Trata-se da chamada inspeção veicular ambiental, cujo contrato 34/SVMA/95, com prazo de 10 anos, foi firmado em 04 de janeiro 1.996, na gestão do Prefeito Municipal Paulo Salim Maluf, não foi regularmente executado por mais de 10 anos, e gerou a condenação por improbidade administrativa da contratada - CONTROLAR S.A., e de Agentes Públicos1 durante a gestão do Prefeito Municipal Celso Pitta, e que, mesmo com vícios de nulidades anteriores, caduco pela inabilitação da concessionária e não cumprido por sua culpa, foi retomado em abril de 2.008, por força de decisão do Sr. Prefeito Municipal Gilberto Kassab, de 05 de junho de 2.007 (fls. 2.304/2.306 – Ap.
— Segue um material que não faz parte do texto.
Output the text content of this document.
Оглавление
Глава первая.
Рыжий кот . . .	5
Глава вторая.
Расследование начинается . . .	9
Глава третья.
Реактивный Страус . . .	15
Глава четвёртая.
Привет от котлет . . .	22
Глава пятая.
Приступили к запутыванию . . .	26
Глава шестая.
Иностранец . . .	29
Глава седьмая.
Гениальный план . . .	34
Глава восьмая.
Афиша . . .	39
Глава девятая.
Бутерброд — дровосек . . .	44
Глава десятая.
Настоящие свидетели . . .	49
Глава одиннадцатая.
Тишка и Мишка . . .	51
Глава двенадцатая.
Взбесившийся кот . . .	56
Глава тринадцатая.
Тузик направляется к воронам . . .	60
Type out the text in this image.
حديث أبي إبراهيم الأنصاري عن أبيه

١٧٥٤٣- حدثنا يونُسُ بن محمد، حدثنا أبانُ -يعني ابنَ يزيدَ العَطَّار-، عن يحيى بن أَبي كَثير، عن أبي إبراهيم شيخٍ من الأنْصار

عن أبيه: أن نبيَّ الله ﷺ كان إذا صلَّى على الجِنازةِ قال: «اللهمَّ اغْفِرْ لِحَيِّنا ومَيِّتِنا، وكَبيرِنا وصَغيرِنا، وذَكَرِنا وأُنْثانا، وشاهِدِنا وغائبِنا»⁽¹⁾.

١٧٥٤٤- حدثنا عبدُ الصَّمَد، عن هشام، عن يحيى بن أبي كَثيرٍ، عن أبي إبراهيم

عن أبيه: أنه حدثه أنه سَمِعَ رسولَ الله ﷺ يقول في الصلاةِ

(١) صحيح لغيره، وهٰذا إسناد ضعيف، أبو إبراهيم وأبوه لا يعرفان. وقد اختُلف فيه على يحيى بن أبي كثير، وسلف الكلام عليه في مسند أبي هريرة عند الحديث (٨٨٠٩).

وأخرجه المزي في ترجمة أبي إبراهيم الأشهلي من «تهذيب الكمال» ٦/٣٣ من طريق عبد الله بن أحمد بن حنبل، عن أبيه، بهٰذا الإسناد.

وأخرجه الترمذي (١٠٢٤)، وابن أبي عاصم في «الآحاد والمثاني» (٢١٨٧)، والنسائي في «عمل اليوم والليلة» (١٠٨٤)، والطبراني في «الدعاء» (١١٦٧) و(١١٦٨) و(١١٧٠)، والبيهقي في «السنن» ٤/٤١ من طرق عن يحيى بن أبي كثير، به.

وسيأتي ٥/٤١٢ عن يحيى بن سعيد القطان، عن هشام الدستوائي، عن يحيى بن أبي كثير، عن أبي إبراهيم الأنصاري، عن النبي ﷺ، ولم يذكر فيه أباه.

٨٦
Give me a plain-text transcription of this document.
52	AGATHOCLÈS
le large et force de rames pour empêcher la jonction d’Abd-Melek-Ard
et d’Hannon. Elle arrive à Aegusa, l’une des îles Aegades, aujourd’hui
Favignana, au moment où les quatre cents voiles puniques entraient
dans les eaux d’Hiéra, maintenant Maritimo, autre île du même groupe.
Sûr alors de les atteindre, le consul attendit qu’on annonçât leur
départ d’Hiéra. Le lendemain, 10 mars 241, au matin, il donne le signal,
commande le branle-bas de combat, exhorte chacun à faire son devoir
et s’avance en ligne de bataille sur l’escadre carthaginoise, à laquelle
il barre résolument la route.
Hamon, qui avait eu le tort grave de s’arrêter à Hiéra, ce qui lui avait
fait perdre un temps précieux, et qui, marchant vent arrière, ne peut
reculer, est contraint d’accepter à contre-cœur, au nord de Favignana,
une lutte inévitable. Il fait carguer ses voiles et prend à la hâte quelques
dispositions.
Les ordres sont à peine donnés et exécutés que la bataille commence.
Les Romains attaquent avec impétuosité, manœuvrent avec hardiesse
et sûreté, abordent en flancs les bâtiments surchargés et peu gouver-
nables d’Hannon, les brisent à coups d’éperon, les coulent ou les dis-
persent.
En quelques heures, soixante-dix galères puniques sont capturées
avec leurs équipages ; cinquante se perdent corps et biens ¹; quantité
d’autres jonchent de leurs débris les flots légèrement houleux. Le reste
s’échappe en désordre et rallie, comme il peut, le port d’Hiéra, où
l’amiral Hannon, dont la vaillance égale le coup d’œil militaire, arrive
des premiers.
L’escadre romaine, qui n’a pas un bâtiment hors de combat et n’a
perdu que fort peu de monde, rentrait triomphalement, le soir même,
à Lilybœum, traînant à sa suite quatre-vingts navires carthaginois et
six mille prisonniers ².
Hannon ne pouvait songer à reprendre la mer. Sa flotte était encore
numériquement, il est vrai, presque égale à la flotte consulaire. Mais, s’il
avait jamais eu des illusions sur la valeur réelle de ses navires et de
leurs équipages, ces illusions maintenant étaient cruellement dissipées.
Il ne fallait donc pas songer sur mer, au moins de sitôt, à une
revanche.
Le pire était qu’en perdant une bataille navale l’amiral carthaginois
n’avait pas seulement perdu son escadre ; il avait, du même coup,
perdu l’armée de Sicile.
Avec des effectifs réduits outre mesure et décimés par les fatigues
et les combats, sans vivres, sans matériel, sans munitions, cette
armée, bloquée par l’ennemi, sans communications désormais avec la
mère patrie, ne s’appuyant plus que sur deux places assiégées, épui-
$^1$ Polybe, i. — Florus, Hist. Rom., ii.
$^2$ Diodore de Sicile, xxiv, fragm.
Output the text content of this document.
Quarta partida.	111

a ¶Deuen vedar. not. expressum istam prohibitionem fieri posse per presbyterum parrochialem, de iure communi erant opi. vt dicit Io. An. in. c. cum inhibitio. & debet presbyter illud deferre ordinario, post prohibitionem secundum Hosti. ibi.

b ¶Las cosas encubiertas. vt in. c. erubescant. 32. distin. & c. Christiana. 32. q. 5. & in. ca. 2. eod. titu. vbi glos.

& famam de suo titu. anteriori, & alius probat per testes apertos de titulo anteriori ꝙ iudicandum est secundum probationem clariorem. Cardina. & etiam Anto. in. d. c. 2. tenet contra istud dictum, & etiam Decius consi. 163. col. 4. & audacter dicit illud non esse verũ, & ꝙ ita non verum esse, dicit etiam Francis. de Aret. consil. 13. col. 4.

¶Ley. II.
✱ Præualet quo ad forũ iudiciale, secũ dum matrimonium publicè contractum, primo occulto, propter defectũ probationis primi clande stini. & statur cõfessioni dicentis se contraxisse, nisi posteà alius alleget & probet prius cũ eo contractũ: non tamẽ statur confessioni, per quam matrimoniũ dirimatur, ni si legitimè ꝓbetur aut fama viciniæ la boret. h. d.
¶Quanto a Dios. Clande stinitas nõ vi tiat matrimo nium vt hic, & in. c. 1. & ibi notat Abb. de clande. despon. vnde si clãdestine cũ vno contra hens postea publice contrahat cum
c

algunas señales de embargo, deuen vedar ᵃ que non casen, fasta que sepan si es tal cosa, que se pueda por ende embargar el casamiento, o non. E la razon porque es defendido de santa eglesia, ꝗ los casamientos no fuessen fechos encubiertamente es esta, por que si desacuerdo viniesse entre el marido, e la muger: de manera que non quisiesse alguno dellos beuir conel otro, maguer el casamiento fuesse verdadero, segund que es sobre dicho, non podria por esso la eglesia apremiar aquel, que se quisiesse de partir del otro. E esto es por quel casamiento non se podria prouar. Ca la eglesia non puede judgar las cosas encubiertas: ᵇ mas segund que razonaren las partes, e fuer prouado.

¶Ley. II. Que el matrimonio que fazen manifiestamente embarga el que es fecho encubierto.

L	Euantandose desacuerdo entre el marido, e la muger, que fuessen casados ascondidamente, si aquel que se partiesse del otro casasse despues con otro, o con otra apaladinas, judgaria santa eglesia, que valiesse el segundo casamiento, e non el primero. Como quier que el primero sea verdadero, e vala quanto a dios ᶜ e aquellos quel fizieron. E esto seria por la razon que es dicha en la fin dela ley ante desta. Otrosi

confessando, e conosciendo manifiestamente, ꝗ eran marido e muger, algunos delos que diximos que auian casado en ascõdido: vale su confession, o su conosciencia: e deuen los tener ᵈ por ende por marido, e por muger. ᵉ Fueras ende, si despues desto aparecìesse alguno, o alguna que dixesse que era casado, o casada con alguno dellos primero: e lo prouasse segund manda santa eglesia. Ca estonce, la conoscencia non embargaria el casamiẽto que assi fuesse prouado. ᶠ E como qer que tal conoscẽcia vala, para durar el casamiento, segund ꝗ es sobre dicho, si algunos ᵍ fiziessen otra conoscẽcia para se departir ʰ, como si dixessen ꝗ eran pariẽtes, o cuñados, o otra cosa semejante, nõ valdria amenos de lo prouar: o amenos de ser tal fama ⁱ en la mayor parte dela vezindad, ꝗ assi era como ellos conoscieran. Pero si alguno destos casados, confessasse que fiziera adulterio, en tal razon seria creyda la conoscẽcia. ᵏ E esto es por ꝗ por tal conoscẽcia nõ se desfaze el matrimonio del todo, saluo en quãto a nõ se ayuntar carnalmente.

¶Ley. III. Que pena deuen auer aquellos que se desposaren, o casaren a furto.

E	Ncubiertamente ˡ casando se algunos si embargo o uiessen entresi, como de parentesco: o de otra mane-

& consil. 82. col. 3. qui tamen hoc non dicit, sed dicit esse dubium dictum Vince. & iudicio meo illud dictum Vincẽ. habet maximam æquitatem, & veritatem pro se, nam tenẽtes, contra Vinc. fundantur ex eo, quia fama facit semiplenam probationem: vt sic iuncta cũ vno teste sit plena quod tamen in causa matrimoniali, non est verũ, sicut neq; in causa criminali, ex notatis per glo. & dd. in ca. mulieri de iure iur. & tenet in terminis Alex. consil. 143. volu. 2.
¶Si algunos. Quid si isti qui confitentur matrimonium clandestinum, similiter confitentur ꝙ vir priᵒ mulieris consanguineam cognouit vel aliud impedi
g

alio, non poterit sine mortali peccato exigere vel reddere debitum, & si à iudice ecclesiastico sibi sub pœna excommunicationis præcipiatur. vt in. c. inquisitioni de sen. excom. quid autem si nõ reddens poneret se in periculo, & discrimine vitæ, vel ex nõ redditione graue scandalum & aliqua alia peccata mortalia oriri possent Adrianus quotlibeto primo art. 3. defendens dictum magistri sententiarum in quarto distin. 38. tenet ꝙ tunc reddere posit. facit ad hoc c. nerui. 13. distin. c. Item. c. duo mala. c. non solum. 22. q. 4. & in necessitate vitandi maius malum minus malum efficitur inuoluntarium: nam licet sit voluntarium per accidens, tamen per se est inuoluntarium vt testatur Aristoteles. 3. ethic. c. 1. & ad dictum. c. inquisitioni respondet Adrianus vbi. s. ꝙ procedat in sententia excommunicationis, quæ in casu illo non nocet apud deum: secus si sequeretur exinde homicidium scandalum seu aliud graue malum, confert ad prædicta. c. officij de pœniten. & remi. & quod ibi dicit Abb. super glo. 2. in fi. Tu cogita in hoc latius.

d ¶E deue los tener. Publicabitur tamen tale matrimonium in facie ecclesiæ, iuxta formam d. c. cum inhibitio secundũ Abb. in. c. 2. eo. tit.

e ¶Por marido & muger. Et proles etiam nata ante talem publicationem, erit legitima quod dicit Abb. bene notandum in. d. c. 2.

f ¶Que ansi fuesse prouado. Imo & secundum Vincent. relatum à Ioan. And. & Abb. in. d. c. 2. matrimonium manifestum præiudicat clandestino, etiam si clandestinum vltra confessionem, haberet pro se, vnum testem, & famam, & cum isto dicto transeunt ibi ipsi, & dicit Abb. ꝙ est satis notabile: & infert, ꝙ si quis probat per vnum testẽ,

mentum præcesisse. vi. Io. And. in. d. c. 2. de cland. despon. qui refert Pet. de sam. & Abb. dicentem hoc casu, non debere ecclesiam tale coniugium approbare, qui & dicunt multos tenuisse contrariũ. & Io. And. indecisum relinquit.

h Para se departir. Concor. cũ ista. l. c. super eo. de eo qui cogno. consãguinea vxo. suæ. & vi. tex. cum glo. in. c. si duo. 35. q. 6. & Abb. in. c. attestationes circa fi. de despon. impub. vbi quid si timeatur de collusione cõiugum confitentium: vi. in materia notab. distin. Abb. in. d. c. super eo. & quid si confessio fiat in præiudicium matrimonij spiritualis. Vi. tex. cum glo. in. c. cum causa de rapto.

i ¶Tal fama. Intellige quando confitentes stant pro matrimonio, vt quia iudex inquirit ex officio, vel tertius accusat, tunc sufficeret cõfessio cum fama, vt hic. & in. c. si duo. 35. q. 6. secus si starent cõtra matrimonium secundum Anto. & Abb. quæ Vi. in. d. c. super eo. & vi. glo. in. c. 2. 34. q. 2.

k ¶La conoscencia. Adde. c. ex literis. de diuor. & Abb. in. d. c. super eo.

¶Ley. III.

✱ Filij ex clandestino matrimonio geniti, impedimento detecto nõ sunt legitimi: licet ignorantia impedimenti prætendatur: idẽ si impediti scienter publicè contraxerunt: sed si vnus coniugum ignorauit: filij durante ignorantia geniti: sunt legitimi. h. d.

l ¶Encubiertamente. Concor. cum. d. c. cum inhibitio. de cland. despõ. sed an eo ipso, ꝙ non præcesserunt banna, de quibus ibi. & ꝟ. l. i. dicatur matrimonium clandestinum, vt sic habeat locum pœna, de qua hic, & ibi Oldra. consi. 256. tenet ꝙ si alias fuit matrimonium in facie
I vol. 07), publicada no D.O. de 06/06/07 (fls. 2.307) e execução determinada pelo Sr Secretário Municipal do Verde e do Meio Ambiente Eduardo Jorge, conforme despacho de 06 de junho de 2.007, publicada no D.O. de 07/06/07 (fls. 2.308 – Ap. I – vol. 07), com participação efetiva do servidor municipal Hélio Neves, Chefe de Gabinete e Assessor Especial na SVMA, com delegação para acompanhar a execução do contrato, e do Dr. Félix Castilho, Assessor Jurídico que atuou com desvio de finalidade para dar aparente legalidade a atos ilegais, os quais, de forma consciente e ao arrepio dos princípios legais e administrativos de regência, assim determinaram apesar dos pareceres precedentes contrários das suas Assessorias Técnica e Jurídica e decisões do Tribunal de Contas do Município – órgão de controle externo que foi ignorado.



II- Introdução - sumário

A licitação por concorrência 02/SVMA/95, foi vencida pelo Consórcio Controlar, formado pelas empresas Vega Sopave S.A., Controlauto Serviços de Segurança Automotiva Brasileira S.A. e RWTUV-FAHRZEUS GmbH, único participante do certame, o que se constata em razão das fortes exigências de capacitação técnica, econômica e financeira do edital, as quais alijaram do certame outros interessados.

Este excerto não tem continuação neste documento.